Changement de sexe à la naissance
Chez les Inuits, le fœtus est un être humain miniaturisé doué d'intelligence et de volonté, mais encore très vulnérable psychologiquement par sa fragilité, sa susceptibilité et son instabilité. Il partage ces caractéristiques avec les animaux, les esprits, les enfants, les chamanes ainsi que les nains et les géants. On accorde également au bébé naissant des facultés paranormales puisqu'il serait capable de comprendre, voir et sentir ce qu'un simple humain n'est pas capable de percevoir à l'exception des chamans. Si le fœtus est contrarié ou que l'accouchement est trop long, il peut changer de sexe à la naissance. Pour éviter que l'enfant change de sexe, un rituel précis, consistant à toucher ou à regarder longuement le pénis du nouveau-né est effectué :
Lorsqu'un bébé naissait, si c'était un garçon, l'accoucheuse touchait son pénis afin que le bébé ne se transforme pas en fille (...) on pouvait toucher son pénis ou le regarder quelque temps, surtout pendant qu'on nettoyait le bébé (...) il ne fallait pas regarder ailleurs pour qu'il ne change pas de sexe pendant qu'on le nettoyait (...) il suffisait parfois d'un moment d'inattention pour qu'il change de sexe[2].
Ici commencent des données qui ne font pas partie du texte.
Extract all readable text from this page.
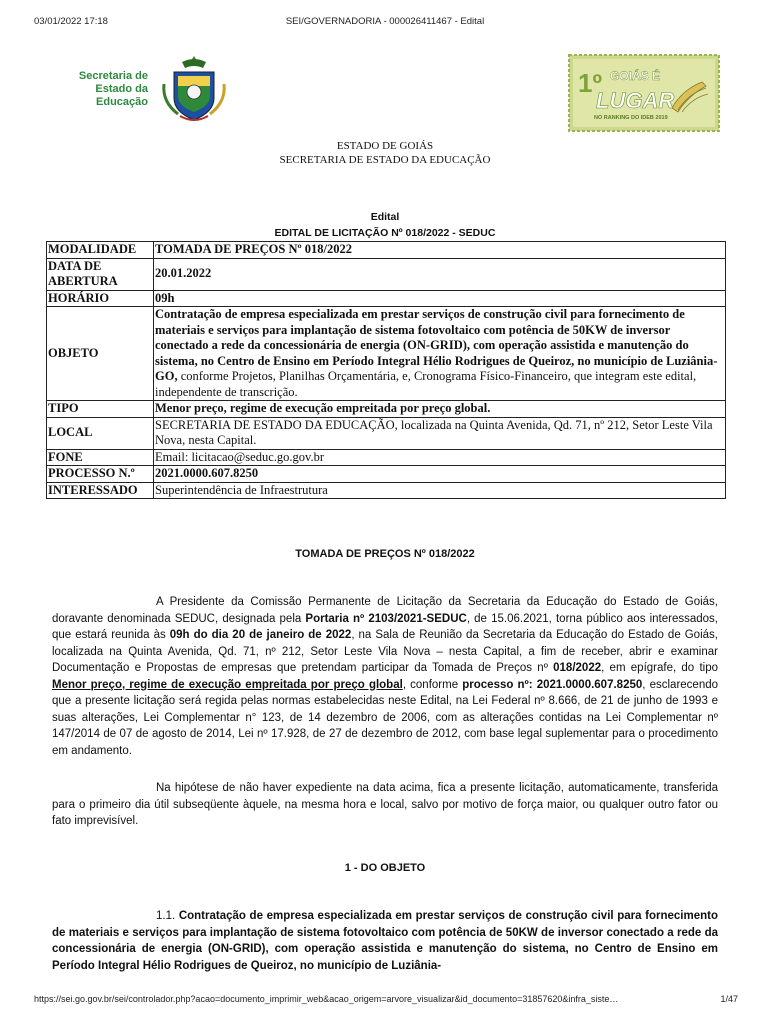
03/01/2022 17:18	SEI/GOVERNADORIA - 000026411467 - Edital
Secretaria de
Estado da
Educação
1º GOIÁS É
LUGAR
NO RANKING DO IDEB 2019
ESTADO DE GOIÁS
SECRETARIA DE ESTADO DA EDUCAÇÃO
Edital
EDITAL DE LICITAÇÃO Nº 018/2022 - SEDUC
MODALIDADE	TOMADA DE PREÇOS Nº 018/2022
DATA DE ABERTURA	20.01.2022
HORÁRIO	09h
OBJETO	Contratação de empresa especializada em prestar serviços de construção civil para fornecimento de materiais e serviços para implantação de sistema fotovoltaico com potência de 50KW de inversor conectado a rede da concessionária de energia (ON-GRID), com operação assistida e manutenção do sistema, no Centro de Ensino em Período Integral Hélio Rodrigues de Queiroz, no município de Luziânia-GO, conforme Projetos, Planilhas Orçamentária, e, Cronograma Físico-Financeiro, que integram este edital, independente de transcrição.
TIPO	Menor preço, regime de execução empreitada por preço global.
LOCAL	SECRETARIA DE ESTADO DA EDUCAÇÃO, localizada na Quinta Avenida, Qd. 71, nº 212, Setor Leste Vila Nova, nesta Capital.
FONE	Email: licitacao@seduc.go.gov.br
PROCESSO N.º	2021.0000.607.8250
INTERESSADO	Superintendência de Infraestrutura
TOMADA DE PREÇOS Nº 018/2022

A Presidente da Comissão Permanente de Licitação da Secretaria da Educação do Estado de Goiás, doravante denominada SEDUC, designada pela Portaria nº 2103/2021-SEDUC, de 15.06.2021, torna público aos interessados, que estará reunida às 09h do dia 20 de janeiro de 2022, na Sala de Reunião da Secretaria da Educação do Estado de Goiás, localizada na Quinta Avenida, Qd. 71, nº 212, Setor Leste Vila Nova – nesta Capital, a fim de receber, abrir e examinar Documentação e Propostas de empresas que pretendam participar da Tomada de Preços nº 018/2022, em epígrafe, do tipo Menor preço, regime de execução empreitada por preço global, conforme processo nº: 2021.0000.607.8250, esclarecendo que a presente licitação será regida pelas normas estabelecidas neste Edital, na Lei Federal nº 8.666, de 21 de junho de 1993 e suas alterações, Lei Complementar n° 123, de 14 dezembro de 2006, com as alterações contidas na Lei Complementar nº 147/2014 de 07 de agosto de 2014, Lei nº 17.928, de 27 de dezembro de 2012, com base legal suplementar para o procedimento em andamento.

Na hipótese de não haver expediente na data acima, fica a presente licitação, automaticamente, transferida para o primeiro dia útil subseqüente àquele, na mesma hora e local, salvo por motivo de força maior, ou qualquer outro fator ou fato imprevisível.

1 - DO OBJETO

1.1. Contratação de empresa especializada em prestar serviços de construção civil para fornecimento de materiais e serviços para implantação de sistema fotovoltaico com potência de 50KW de inversor conectado a rede da concessionária de energia (ON-GRID), com operação assistida e manutenção do sistema, no Centro de Ensino em Período Integral Hélio Rodrigues de Queiroz, no município de Luziânia-

https://sei.go.gov.br/sei/controlador.php?acao=documento_imprimir_web&acao_origem=arvore_visualizar&id_documento=31857620&infra_siste…	1/47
Ce changement de sexe est documenté tant sous forme de mythe que de témoignages. Le changement peut s'effectuer tant de femme à homme que d'homme à femme.
Transversissement chez les chamanes
Les chamanes Inuits sont des êtres surhumains. Puisqu'ils sont à la frontière de la masculinité et de la féminité ainsi que du naturel et du surnaturel, ils sont sujets à des tabous différents et c'est à eux que l'on adresse afin de régler des conflits, leur vie elle-même étant un conflit perpétuel. Après l'étude de plusieurs témoignages recueillis auprès de chamanes ayant vécu de 1890 à 1930, Bernard Saladin-D'Anglure a déterminé plusieurs facteurs communs en ce qui concerne leurs vies sexuelles et spirituelles. Parmi ces facteurs, il est notoire que tous ces chamanes avaient un ou des esprits du sexe opposé. Ce sont les esprits qui choisissent leur chaman, lié par des émotions à caractère sexuel. Les chamanes sont incités à se travestir selon le sexe de l'esprit qui les guide, c'est-à-dire qu'un homme s'habillera en femme et vice-versa. Marie-Antoinette Czaplicka décrit les vêtements androgynes des chamanes hommes dans son livre « Aboriginal Siberia : A Study in Social Anthropology » :
«Le chaman a deux cercles de fer sur son manteau, représentant la poitrine féminine. Il sépare ses cheveux au centre, comme les femmes et les tressent, les laissant tomber sans attache durant les cérémonies chamanistiques. Dans la vie quotidienne, le chaman porte un manteau de femme, fait de peau de poulain. Lors d'évènements spéciaux, il portera ses propres vêtements.»[3]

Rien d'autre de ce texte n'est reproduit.